Weniger Kühe im Stall, aber diese geben mehr Milch

Obwohl die Milchkuhhaltung in der Landwirtschaft leicht rückläufig ist, ist die Milchproduktion im Jahr 2018 im Vergleich zum Jahr davor gestiegen. Konkret haben die 538.000 Milchkühe (minus 0,5 Prozent) 3.821.000 Tonnen Milch (plus 2,9 Prozent) gegeben. Die durchschnittliche Jahresmilchleistung je Tier stieg um 3,5 Prozent auf 7100 Kilogramm Rohmilch. Ein Liter Milch entspricht etwa 1,02 Kilo, die Milchleistung wird in Kilo angegeben.

Mit 3.391.000 Tonnen (plus 2,3 Prozent) ging das Gros von 88,7 Prozent der erzeugten Kuh-Rohmilch an Be- und Verarbeitungsbetriebe, berichtete die Statistik Austria am Dienstag. Die restliche Rohmilch wurde, von einem geringfügigen Schwund abgesehen, auf den Höfen selbst verwertet. 260.000 Tonnen (6,8 Prozent) dienten als Futter für Kälber oder andere Haustiere und 132.000 Tonnen (3,5 Prozent) wurden am oder ab Hof - direkt oder in verarbeiteter Form - für menschliche Nahrungsmittel verwendet. Eine normale Milchkuh kommt im Schnitt auf etwa 20bis 30 Liter pro Tag, Hochleistungskühe können bis zu 50 Liter geben.

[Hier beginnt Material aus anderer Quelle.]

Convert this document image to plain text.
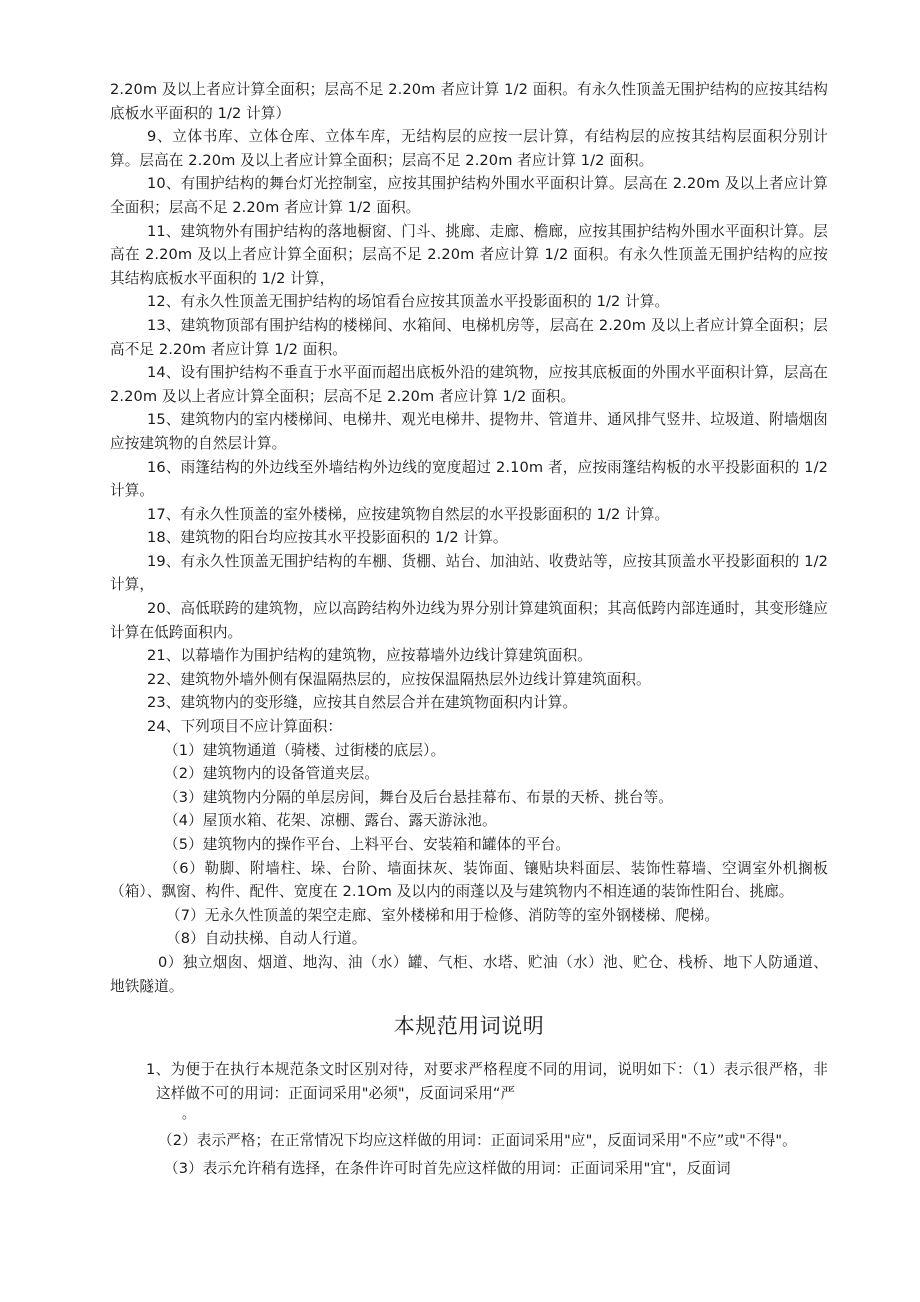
2.20m 及以上者应计算全面积；层高不足 2.20m 者应计算 1/2 面积。有永久性顶盖无围护结构的应按其结构底板水平面积的 1/2 计算）

9、立体书库、立体仓库、立体车库，无结构层的应按一层计算，有结构层的应按其结构层面积分别计算。层高在 2.20m 及以上者应计算全面积；层高不足 2.20m 者应计算 1/2 面积。

10、有围护结构的舞台灯光控制室，应按其围护结构外围水平面积计算。层高在 2.20m 及以上者应计算全面积；层高不足 2.20m 者应计算 1/2 面积。

11、建筑物外有围护结构的落地橱窗、门斗、挑廊、走廊、檐廊，应按其围护结构外围水平面积计算。层高在 2.20m 及以上者应计算全面积；层高不足 2.20m 者应计算 1/2 面积。有永久性顶盖无围护结构的应按其结构底板水平面积的 1/2 计算，

12、有永久性顶盖无围护结构的场馆看台应按其顶盖水平投影面积的 1/2 计算。

13、建筑物顶部有围护结构的楼梯间、水箱间、电梯机房等，层高在 2.20m 及以上者应计算全面积；层高不足 2.20m 者应计算 1/2 面积。

14、设有围护结构不垂直于水平面而超出底板外沿的建筑物，应按其底板面的外围水平面积计算，层高在 2.20m 及以上者应计算全面积；层高不足 2.20m 者应计算 1/2 面积。

15、建筑物内的室内楼梯间、电梯井、观光电梯井、提物井、管道井、通风排气竖井、垃圾道、附墙烟囱应按建筑物的自然层计算。

16、雨篷结构的外边线至外墙结构外边线的宽度超过 2.10m 者，应按雨篷结构板的水平投影面积的 1/2 计算。

17、有永久性顶盖的室外楼梯，应按建筑物自然层的水平投影面积的 1/2 计算。

18、建筑物的阳台均应按其水平投影面积的 1/2 计算。

19、有永久性顶盖无围护结构的车棚、货棚、站台、加油站、收费站等，应按其顶盖水平投影面积的 1/2 计算，

20、高低联跨的建筑物，应以高跨结构外边线为界分别计算建筑面积；其高低跨内部连通时，其变形缝应计算在低跨面积内。

21、以幕墙作为围护结构的建筑物，应按幕墙外边线计算建筑面积。

22、建筑物外墙外侧有保温隔热层的，应按保温隔热层外边线计算建筑面积。

23、建筑物内的变形缝，应按其自然层合并在建筑物面积内计算。

24、下列项目不应计算面积：

（1）建筑物通道（骑楼、过街楼的底层）。

（2）建筑物内的设备管道夹层。

（3）建筑物内分隔的单层房间，舞台及后台悬挂幕布、布景的天桥、挑台等。

（4）屋顶水箱、花架、凉棚、露台、露天游泳池。

（5）建筑物内的操作平台、上料平台、安装箱和罐体的平台。

（6）勒脚、附墙柱、垛、台阶、墙面抹灰、装饰面、镶贴块料面层、装饰性幕墙、空调室外机搁板（箱）、飘窗、构件、配件、宽度在 2.1Om 及以内的雨蓬以及与建筑物内不相连通的装饰性阳台、挑廊。

（7）无永久性顶盖的架空走廊、室外楼梯和用于检修、消防等的室外钢楼梯、爬梯。

（8）自动扶梯、自动人行道。

0）独立烟囱、烟道、地沟、油（水）罐、气柜、水塔、贮油（水）池、贮仓、栈桥、地下人防通道、地铁隧道。

本规范用词说明

1、为便于在执行本规范条文时区别对待，对要求严格程度不同的用词，说明如下：（1）表示很严格，非这样做不可的用词：正面词采用"必须"，反面词采用“严

。

（2）表示严格；在正常情况下均应这样做的用词：正面词采用"应"，反面词采用"不应”或"不得"。

（3）表示允许稍有选择，在条件许可时首先应这样做的用词：正面词采用"宜"，反面词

Auch mehr Schafmilch produziert
Bei den Schafen gab es voriges Jahr mit 28.400 Tieren um 3,8 Prozent mehr als 2017. Durch die gesteigerte Jahresmilchleistung von 447 Kilogramm je Tier (plus 2,1 Prozent) kam es insgesamt zu einem Plus bei der Schafmilch von 5,9 Prozent auf 12.700 Tonnen Rohmilch. 9800 Tonnen bzw. 77 Prozent dienten der menschlichen Ernährung, 2800 Tonnen bzw. 22 Prozent wurden für andere Zwecke wie etwa zur Verfütterung genutzt. Der Rest war Schwund.

2018 wurden um 10,4 Prozent mehr Ziegen gehalten
Die Zahl der Ziegen stieg um 10,4 Prozent auf 38.600. Da auch die Jahresmilchleistung der Ziegen je Tier um 2,4 Prozent auf 676 Kilo stieg, gab es einen kompletten Anstieg von 13,1 Prozent auf 26.100 Tonnen Ziegen-Rohmilch. 22.800 Tonnen (87,5 Prozent) davon wurden für die menschliche Ernährung genutzt. Die restliche Menge diente, so sie nicht dem Schwund zuzurechnen war, zur Verfütterung oder für andere Zwecke (3000 Tonnen bzw. 11,5 Prozent).